First PPA Compare — yosys stat

# Synthesize the SAME priority encoder three ways
yosys -p "synth_ice40 -top pe_if;   stat" pe_if.v
yosys -p "synth_ice40 -top pe_case; stat" pe_case.v
yosys -p "synth_ice40 -top pe_casez; stat" pe_casez.v

Compare the SB_LUT4 count for each variant. Predict which is cheapest before reading the numbers.

What you should see: the differences are smaller than you'd guess — the synthesizer is good. But the longest-path delay (we measure on Day 10) often differs more than the LUT count.

This is the start of the PPA thread — it runs all the way to Day 14.

Visualize the Difference — yosys show

yosys -p "read_verilog pe_if.v; \
          proc; opt; flatten; \
          show -prefix pe_if -format svg" 

Open pe_if.svg and pe_case.svg side by side on the projector. The if/else version is a visibly longer chain; the case version is a fan-in mux.

The key habit: when synthesis surprises you, look at the netlist. The Yosys schematic almost always explains why.

Hardware Verification — ALU

  • Each opcode visible on LEDs? Sweep op through 0..4 with fixed a, b.
  • SUB carry behavior makes sense? 3 - 5 wraps to 0xE in 4-bit unsigned.
  • Bitwise ops give expected pattern? Set a = 4'b1100, b = 4'b1010, check AND/OR/XOR.
  • Undefined opcode = default value? Set op = 3'd7 — should be all-zeros, never X.
The ALU is the smallest design that feels like a processor. Later you'll wrap one in an FSM (Day 7) to sequence operations.
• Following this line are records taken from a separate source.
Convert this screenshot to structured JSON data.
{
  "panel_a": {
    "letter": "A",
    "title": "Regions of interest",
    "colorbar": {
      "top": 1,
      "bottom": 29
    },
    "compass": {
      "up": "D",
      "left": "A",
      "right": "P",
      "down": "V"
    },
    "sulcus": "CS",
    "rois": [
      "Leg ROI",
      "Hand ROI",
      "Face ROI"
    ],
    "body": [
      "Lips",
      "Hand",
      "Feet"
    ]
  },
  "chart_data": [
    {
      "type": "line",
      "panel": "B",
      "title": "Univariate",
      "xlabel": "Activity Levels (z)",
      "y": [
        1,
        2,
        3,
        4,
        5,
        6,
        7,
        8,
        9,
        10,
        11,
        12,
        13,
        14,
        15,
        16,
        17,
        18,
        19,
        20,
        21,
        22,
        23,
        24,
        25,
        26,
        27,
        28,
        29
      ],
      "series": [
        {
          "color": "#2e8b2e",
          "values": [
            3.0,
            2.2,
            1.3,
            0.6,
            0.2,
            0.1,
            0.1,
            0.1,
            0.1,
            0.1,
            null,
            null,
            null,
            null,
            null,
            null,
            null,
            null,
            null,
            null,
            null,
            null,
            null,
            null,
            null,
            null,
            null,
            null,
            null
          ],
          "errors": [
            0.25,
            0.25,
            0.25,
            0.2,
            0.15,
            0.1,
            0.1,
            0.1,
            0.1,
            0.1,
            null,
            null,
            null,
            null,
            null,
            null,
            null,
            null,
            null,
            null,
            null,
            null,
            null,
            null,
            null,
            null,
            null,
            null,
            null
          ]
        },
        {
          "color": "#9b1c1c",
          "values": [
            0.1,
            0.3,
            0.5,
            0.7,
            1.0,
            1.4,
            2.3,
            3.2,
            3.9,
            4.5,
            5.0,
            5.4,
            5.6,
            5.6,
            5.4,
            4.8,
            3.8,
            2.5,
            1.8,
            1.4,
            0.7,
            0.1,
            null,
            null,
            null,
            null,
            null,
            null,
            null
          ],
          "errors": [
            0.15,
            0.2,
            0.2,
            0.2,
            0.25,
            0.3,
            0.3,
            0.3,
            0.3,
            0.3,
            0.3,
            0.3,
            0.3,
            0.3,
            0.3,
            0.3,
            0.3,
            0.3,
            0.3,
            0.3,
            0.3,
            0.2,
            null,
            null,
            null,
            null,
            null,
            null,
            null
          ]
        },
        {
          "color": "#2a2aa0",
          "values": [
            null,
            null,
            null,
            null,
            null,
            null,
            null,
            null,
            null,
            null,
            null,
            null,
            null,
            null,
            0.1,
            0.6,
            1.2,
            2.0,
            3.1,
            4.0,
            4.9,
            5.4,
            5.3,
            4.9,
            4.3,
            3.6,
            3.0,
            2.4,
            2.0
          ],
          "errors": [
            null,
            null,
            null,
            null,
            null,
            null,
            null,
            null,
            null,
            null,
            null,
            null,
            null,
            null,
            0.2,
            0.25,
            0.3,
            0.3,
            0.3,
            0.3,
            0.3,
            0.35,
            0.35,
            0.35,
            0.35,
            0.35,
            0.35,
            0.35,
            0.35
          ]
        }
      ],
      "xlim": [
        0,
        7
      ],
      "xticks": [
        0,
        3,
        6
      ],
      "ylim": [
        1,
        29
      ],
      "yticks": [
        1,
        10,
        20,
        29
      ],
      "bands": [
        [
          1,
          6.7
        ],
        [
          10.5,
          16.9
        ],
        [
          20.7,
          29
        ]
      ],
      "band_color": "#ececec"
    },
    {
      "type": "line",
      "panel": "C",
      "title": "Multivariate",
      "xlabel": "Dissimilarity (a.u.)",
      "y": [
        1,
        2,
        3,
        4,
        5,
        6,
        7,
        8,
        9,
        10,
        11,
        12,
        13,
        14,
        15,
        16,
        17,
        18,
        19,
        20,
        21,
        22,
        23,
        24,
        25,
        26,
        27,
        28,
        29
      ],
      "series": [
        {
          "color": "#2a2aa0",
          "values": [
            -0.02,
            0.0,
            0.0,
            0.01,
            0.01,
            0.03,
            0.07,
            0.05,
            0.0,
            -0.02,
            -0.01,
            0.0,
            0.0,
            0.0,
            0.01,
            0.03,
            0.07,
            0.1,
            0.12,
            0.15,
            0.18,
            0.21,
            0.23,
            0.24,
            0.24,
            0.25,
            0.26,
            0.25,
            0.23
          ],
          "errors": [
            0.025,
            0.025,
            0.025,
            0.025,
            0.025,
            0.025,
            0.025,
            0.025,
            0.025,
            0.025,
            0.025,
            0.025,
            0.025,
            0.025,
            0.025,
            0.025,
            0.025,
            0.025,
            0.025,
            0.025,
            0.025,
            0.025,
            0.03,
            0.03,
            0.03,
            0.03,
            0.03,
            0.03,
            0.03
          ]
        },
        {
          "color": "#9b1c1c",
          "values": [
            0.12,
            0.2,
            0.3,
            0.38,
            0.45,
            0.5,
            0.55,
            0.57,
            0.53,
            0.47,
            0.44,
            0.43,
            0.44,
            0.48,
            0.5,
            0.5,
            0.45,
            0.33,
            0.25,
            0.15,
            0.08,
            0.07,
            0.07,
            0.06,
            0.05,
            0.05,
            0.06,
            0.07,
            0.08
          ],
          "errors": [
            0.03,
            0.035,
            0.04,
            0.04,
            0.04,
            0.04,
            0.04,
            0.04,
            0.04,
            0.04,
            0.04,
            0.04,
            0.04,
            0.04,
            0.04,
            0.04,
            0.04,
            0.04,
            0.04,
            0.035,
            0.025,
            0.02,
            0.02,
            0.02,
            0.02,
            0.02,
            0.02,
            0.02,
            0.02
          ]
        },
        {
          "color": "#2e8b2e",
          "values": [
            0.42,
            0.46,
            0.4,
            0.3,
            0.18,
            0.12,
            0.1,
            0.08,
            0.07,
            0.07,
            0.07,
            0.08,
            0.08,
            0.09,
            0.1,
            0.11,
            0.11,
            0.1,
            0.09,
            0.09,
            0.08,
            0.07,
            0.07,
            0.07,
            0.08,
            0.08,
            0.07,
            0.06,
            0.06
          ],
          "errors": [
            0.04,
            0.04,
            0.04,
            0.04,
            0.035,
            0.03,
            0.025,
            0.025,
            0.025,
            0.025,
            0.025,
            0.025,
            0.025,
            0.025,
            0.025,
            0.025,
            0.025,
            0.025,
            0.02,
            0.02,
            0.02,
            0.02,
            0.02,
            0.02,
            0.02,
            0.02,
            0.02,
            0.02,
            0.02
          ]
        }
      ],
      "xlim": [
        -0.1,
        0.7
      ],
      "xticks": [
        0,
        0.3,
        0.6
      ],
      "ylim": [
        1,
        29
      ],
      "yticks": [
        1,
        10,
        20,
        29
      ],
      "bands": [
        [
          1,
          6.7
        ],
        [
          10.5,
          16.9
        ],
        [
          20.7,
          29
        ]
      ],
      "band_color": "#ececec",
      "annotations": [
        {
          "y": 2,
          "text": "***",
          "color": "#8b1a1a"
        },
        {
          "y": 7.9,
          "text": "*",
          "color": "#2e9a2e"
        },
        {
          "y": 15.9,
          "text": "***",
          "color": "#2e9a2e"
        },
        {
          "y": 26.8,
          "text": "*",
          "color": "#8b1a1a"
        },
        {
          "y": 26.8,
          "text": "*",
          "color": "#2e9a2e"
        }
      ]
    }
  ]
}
▸ Phase 5 of 5  ·  ~10 min

🔗 Transfer

Carry it to Sagrada this afternoon

At Sagrada Família This Afternoon

  • Look up at the columns. Each one is a multi-way branch — Gaudí's physical case statement, splitting load into sub-loads.
  • Look for the catenary models. They're upside-down hanging chains — load goes in, shape comes out, no memory of when. That's combinational.
  • Look at the stained glass. Light in → colored light out. The window has no clock.
  • Bring a photo. One picture per student — we open Day 4 with them on the projector.
Gaudí thought in simultaneous structures. So does HDL. The trip is the textbook.

Thursday: Montserrat · Friday → Clocked Logic

Thu 5/28 is the Montserrat excursion — no class. Day 4 is Friday 5/29.

Day 4 introduces time: always @(posedge clk), flip-flops, counters, a real blinker from the 25 MHz crystal. This is where you start using <= instead of = — the rule is simple; the reasoning is deep.

Before Friday

  • 📺 Watch the Day 4 video (~50 min) — Thu evening, after Montserrat
  • 📝 Day 4 pre-class quiz
  • 🎨 Bring a Sagrada photo — we open Day 4 with them

🔗 End of Day 3 · Sagrada Família 17:00

No clocks. Just decisions.

You can now build any combinational circuit, detect a latch, and read a Yosys schematic.
After Montserrat, Friday we add a clock — and everything changes.